Last night around midnight I was in bed watching a movie on my iPad when all of a sudden the room lit up. That was the beginning of the thunder and lightning and the torrential rain. The thunder was loud and long-lasting. The rain was so heavy I could hear the drops plunking my air conditioner in a constant rat-a-tat. I got out of bed to look out the window at the storm. I watched for a long while. The wind was whipping the oak branches back and forth and the backlash from the rain hitting the overhang came in the window. I didn’t mind. The storm was exhilarating.
Today is humid and ugly. It is an August day, the sort we usually suffer through each summer but not this year when August days, weather defined, have been noticeably missing. The sun managed to break through for a short time earlier but disappeared and left behind a cloudy, darkish day. It is very still and quiet.
Labor Day was always the last day of summer vacation when I was a kid. It meant a week day bath, setting out my new clothes and arranging the supplies in my school bag. The arranging took the most time as I would put the supplies in then take them out to look at them then put them back in a different arrangement. My mother would put our new lunch boxes on the counter and have them open and ready for packing in the morning. She made us go to bed earlier than we had all summer, but we didn’t fall asleep any earlier. I remember lying in bed thinking about the next day. I was excited about school starting.
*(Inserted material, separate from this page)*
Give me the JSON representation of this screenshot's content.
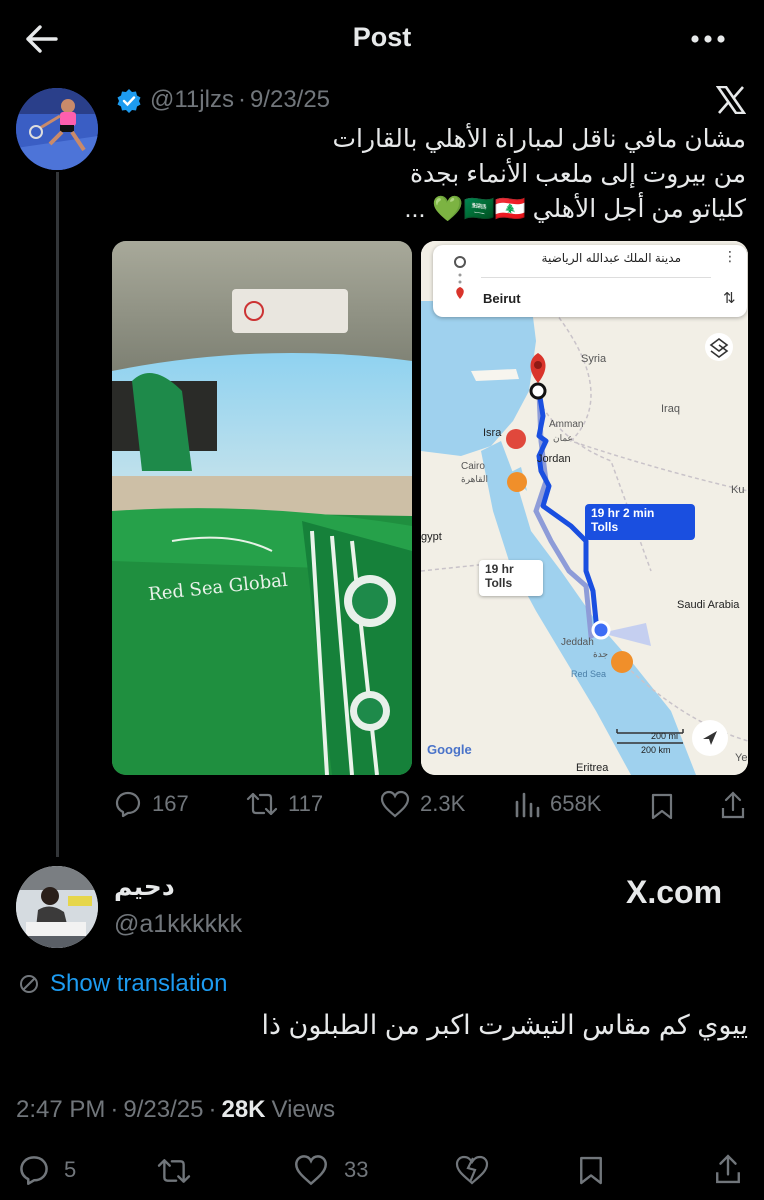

My mother woke us up, and we were grumpy because of the early hour. She made us eat breakfast first then we got dressed, grabbed our book bags and lunch boxes and left for school. My friend Michelle and I always walked together. We were a little anxious getting to school on that first morning, but the nervousness wore off quickly because every day after that was always the same. The only thing that changed was my sandwich and the dessert.